Reputation: 2435
my rows looks like this:
1
0 ----> Change! This row is of interest
1 ----> Change again.
1
1
1
1
1
0 ----> Change.
1 ----> Change.
There can be a million zeros before a new 1 and I only want the changes (the rows marked with Change). This would bring me a result with about 10 million rows less. We support SQLServer and PostGresSQL. It's ordered by a timestamp column. A 0 is system offline flag and 1 system online. A service reports this information at intervals and timestamps it.

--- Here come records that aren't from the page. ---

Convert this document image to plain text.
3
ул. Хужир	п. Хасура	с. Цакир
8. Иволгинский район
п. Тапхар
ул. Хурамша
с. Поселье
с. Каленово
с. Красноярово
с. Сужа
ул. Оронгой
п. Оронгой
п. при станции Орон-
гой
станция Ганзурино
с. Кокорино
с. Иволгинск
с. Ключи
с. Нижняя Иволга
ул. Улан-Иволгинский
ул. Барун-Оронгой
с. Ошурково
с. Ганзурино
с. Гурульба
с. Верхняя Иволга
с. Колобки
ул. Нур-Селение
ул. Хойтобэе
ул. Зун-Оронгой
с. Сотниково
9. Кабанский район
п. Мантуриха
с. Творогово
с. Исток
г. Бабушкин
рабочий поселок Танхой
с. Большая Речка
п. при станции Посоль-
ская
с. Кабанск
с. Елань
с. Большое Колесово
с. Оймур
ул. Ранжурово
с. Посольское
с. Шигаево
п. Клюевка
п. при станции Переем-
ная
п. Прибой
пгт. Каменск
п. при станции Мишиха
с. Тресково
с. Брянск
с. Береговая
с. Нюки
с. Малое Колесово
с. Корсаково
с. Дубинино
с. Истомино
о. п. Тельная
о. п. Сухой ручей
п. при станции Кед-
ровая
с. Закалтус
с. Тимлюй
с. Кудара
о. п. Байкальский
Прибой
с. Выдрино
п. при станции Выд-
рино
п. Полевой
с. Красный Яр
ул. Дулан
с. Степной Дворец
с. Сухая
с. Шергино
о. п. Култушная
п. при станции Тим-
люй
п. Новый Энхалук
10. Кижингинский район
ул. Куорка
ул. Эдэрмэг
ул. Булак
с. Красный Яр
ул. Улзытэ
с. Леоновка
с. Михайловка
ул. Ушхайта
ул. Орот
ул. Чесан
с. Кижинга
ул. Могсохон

Any ideas? Edit: There's plenty of other columns one is a timestamp column that determines the order. A 0 is system offline flag and 1 system online. A service reports this information at intervals and timestamps it.
Cheers
Upvotes: 3
Views: 6202
Reputation: 6094
Option #1: Using MS SQL SERVER 2008
Ordering with the timestamp, we can use the rank()
function and a temporary table. A CTE and a table variable can also be used. Performance is a tricky part, so I would suggest testing the three options if this is going to be repeated in the future. I'll show two examples:
TEMPORARY TABLE (try it in SQLFiddle):
select rank() OVER (ORDER BY order_timestamp) as 'Rank', status into temp1 from temp
select t1.status as status, case when t1.status - t2.status = 0 then 'not changed' else 'changed' end as changed
from temp1 t1, temp1 t2
where t1.Rank = t2.Rank + 1
drop table temp1
CTE (try it in SQLFiddle):
with CTE_temp as (
select rank() OVER (ORDER BY order_timestamp) as 'Rank', *
from temp
)
select t1.status as status, case when t1.status - t2.status = 0 then 'not changed' else 'changed' end as changed
from CTE_temp t1, CTE_temp t2
where t1.Rank = t2.Rank + 1
Option #2: Using MS SQL SERVER 2012
MS SQL SERVER 2012 introduced lead
and lag
(http://blog.sqlauthority.com/2011/11/15/sql-server-introduction-to-lead-and-lag-analytic-functions-introduced-in-sql-server-2012/).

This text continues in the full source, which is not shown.